Key Laboratory of Systems Biology, Shanghai Institutes for Biological Sciences, Chinese Academy of Sciences, Shanghai, People's Republic of China.
PLoS One. 2011;6(8):e22940. doi: 10.1371/journal.pone.0022940. Epub 2011 Aug 8.
As an important tumor suppressor protein, reactivate mutated p53 was found in many kinds of human cancers and that restoring active p53 would lead to tumor regression. In this work, we developed a new computational method to predict the transcriptional activity for one-, two-, three- and four-site p53 mutants, respectively. With the approach from the general form of pseudo amino acid composition, we used eight types of features to represent the mutation and then selected the optimal prediction features based on the maximum relevance, minimum redundancy, and incremental feature selection methods. The Mathew's correlation coefficients (MCC) obtained by using nearest neighbor algorithm and jackknife cross validation for one-, two-, three- and four-site p53 mutants were 0.678, 0.314, 0.705, and 0.907, respectively. It was revealed by the further optimal feature set analysis that the 2D (two-dimensional) structure features composed the largest part of the optimal feature set and maybe played the most important roles in all four types of p53 mutant active status prediction. It was also demonstrated by the optimal feature sets, especially those at the top level, that the 3D structure features, conservation, physicochemical and biochemical properties of amino acid near the mutation site, also played quite important roles for p53 mutant active status prediction. Our study has provided a new and promising approach for finding functionally important sites and the relevant features for in-depth study of p53 protein and its action mechanism.
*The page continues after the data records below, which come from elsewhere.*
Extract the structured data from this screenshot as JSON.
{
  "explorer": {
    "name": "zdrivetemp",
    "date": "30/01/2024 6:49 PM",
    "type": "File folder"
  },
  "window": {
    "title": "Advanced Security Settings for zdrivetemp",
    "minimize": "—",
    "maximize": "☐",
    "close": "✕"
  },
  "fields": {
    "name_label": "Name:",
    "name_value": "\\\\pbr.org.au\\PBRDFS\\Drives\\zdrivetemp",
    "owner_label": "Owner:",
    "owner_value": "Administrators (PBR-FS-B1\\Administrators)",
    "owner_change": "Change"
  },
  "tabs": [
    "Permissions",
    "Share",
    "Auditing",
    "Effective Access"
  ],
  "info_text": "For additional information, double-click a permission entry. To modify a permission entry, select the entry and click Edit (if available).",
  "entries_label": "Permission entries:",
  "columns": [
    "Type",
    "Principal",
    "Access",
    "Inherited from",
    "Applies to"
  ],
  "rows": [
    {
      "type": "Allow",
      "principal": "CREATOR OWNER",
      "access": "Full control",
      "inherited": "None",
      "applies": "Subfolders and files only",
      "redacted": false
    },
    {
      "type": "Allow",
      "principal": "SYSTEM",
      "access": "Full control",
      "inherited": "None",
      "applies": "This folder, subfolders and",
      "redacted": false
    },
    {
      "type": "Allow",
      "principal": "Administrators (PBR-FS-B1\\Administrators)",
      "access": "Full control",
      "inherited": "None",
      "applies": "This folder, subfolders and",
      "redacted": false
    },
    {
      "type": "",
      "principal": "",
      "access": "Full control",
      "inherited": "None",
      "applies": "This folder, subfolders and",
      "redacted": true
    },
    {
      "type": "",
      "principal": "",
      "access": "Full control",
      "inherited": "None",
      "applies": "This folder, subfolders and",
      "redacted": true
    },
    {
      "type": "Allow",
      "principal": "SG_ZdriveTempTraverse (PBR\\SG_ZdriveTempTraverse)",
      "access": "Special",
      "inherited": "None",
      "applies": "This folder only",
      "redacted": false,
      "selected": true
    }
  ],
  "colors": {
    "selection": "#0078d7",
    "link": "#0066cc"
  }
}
作为一种重要的肿瘤抑制蛋白,已在许多人类癌症中发现突变型 p53 的重新激活,而恢复活性 p53 会导致肿瘤消退。在这项工作中,我们开发了一种新的计算方法分别预测单、双、三、四位点 p53 突变体的转录活性。从伪氨基酸组成的一般形式出发,我们使用了 8 种特征来表示突变,然后基于最大相关性、最小冗余和增量特征选择方法选择了最佳预测特征。使用最近邻算法和 Jackknife 交叉验证分别获得的单、双、三、四位点 p53 突变体的马修斯相关系数(MCC)分别为 0.678、0.314、0.705 和 0.907。通过进一步的最优特征集分析表明,2D(二维)结构特征构成了最优特征集的最大部分,并且可能在所有四种类型的 p53 突变体活性状态预测中发挥最重要的作用。通过最优特征集,尤其是最高层的特征集,还表明 3D 结构特征、保守性、突变位点附近氨基酸的理化和生化性质也对 p53 突变体活性状态预测起着相当重要的作用。我们的研究为寻找功能重要的位点以及深入研究 p53 蛋白及其作用机制的相关特征提供了一种新的、有前途的方法。